Metropolitan Planning Council
MPC staff at our 2015 summer retreat. We're at the Ping Tom Park Boathouse in Chinatown.
2015 was a busy but satisfying year here at the Metropolitan Planning Council. We launched new initiatives and found good homes for others we'd incubated over many years. We held a record number of events with a record number of attendees, and an annual luncheon that raised more money than any in our history.
Through it all, unsurprisingly, we learned some important lessons. And, being planners, we all have even bigger plans for this year. Here, a few MPCers weigh in on what they learned in 2015, and what they look forward to in 2016.
MarySue Barrett, MPC president
My New Year’s resolution is for MPC to do everything it can to get Chicagoland back on a healthy, balanced growth trajectory. Our “Grow Chicago” agenda starts with educating all of us about how we stack up. It’s not pretty: Minneapolis is a third of our size but growing five times as fast; Nashville grew as much yesterday as Chicago did in a whole year; and Houston is nipping at our heels for the #3 slot of largest American cities.
Being an optimist, I believe this compelling data is not meant to depress but to inspire all of us. Metropolitan Chicago has all the ingredients to be at the head of the pack on equitable growth. Those ingredients include committed leaders who work cross-sector, a transit network with available land nearby, a tech and entrepreneurial sector adding innovation to our economy and much more. My hope is that 2016 is the year we put the ingredients together in a recipe for growth that benefits all.

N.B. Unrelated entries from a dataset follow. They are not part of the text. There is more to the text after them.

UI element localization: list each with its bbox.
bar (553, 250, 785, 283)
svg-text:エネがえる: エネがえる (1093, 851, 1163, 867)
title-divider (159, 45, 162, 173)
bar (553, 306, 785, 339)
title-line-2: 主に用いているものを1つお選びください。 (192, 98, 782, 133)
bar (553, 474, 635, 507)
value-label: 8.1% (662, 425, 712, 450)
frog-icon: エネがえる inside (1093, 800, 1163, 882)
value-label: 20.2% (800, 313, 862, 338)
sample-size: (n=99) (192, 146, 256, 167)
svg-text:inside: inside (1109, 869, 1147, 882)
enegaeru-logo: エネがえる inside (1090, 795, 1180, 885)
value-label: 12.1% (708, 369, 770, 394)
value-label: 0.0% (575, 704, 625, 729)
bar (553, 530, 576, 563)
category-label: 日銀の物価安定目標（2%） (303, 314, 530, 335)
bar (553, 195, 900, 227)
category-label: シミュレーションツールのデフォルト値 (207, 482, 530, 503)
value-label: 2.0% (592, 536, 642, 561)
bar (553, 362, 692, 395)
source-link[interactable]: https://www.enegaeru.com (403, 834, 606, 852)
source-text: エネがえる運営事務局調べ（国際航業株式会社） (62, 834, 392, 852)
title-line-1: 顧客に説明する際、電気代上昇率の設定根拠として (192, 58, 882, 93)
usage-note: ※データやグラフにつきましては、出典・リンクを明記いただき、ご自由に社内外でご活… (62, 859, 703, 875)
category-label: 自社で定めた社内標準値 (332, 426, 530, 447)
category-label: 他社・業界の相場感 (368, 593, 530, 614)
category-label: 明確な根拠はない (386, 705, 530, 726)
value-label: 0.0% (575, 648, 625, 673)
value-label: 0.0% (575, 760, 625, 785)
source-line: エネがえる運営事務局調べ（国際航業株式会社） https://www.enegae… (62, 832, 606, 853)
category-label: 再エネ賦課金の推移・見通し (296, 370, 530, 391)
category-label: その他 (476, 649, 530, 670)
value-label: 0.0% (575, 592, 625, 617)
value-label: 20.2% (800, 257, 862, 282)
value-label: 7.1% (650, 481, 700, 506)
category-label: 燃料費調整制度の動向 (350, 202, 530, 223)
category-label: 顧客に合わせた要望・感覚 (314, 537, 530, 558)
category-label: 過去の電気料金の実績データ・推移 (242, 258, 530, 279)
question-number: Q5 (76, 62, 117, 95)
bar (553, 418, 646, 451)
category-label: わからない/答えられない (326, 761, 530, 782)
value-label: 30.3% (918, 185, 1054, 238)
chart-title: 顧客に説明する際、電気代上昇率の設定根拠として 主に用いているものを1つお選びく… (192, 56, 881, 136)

Mandy Burrell, MPC communications director
In 2015, MPC worked hard to combine original research with top-quality content to examine metropolitan Chicago’s slow population growth. Why our region is not growing as much as our peers—and how uneven our growth has been, in terms of what communities in our region are experiencing it and which are not—has been capturing people’s attention. We plan to delve more deeply into this unsolved issue in 2016.
Whether they’re leading up work to solve urban flooding, improve regional public transportation, re-imagine Chicago’s rivers or balance our region’s housing options, everyone at MPC is contributing to making our region the kind of place that businesses want to locate and people of all walks of life want to call home. I look forward to working with every one of my colleagues in 2016 to tell this story.
Sarah Cardona, MPC associate
In 2016, as I enter my first full calendar year at MPC, my resolution is to blog more! I have always loved to write, and I want to utilize blogging as a vehicle through which I can explore my thinking around complex issues like preparing for climate change and better managing our natural resources. These topics are at the heart of MPC’s work and my own interests in sustainable growth in our Chicagoland communities.
Josh Ellis, MPC director
My resolution in 2016 is a little work, a little play. Through Great Rivers Chicago we’ve been examining the feasibility of continuous riverfront trails throughout Chicago, which would be an investment equally good for access to jobs, providing recreational opportunities, improving public health and connecting communities. We know that because of the impact of many of the region’s other waterfront trails—the Lakefront Trail, Des Plaines River Trail, Fox River Trail, CalSag Trail and Centennial Trail to name a few. My resolution? Go run, ride or walk em all!
Chrissy Mancini Nichols, MPC director of research
I found a stat last year that showed Chicago wasn’t growing as much as our peer cities and regions—I’m looking at you, Houston, Minneapolis and Nashville—so I set out to figure out why. This region should be top of the charts because it’s the place that could grow the most sustainably in the U.S.—access to fresh water, little threat of natural disasters, a transit system for commuters.
Now, though, it turns out I’m one of the people headed for another city—New York. Through my research I’ve learned that the reasons Chicagoland isn’t growing are complicated, but there are solutions. Even as I’m about to start my next chapter, I look forward to continuing to dive into the data on growing the City That Works—and a region that will always have my heart.
Ariel Ranieri, MPC communications associate
As a non-planner on the MPC team, I feel like I learn something every day about the way our city, region or state functions (or doesn't function, as the case may be). My biggest learning curve this year has been all of the digging we've done for our Great Rivers Chicago project: Who's in charge of Chicago's rivers, for instance, is a way more complicated question than you might imagine.
One of my favorite aspects of my job is helping staff explain to non-planners like me how the work that we do here affects their lives. As a matter of fact, even explaining what we do can be difficult. In 2016, I'm looking forward to helping MPCers craft an ever more compelling portrait of MPC and the work we do.
Madeline Shepherd, MPC associate
In 2016 I want to commit to getting around differently. I live in a neighborhood with lots of amenities and excellent transit access, which I take full advantage of. But too often I hail a cab when I could take the bus, or take the train when I could ride my bicycle (especially to the office). With just a few more trips each week by bike, I could hit many traditional resolutions with one stone: exercise more, improve my mood, lower my stress levels and take in more of my neighborhoods and other great places in Chicago. It may be zero degrees out right now, but come Spring, that bike will be waiting for me!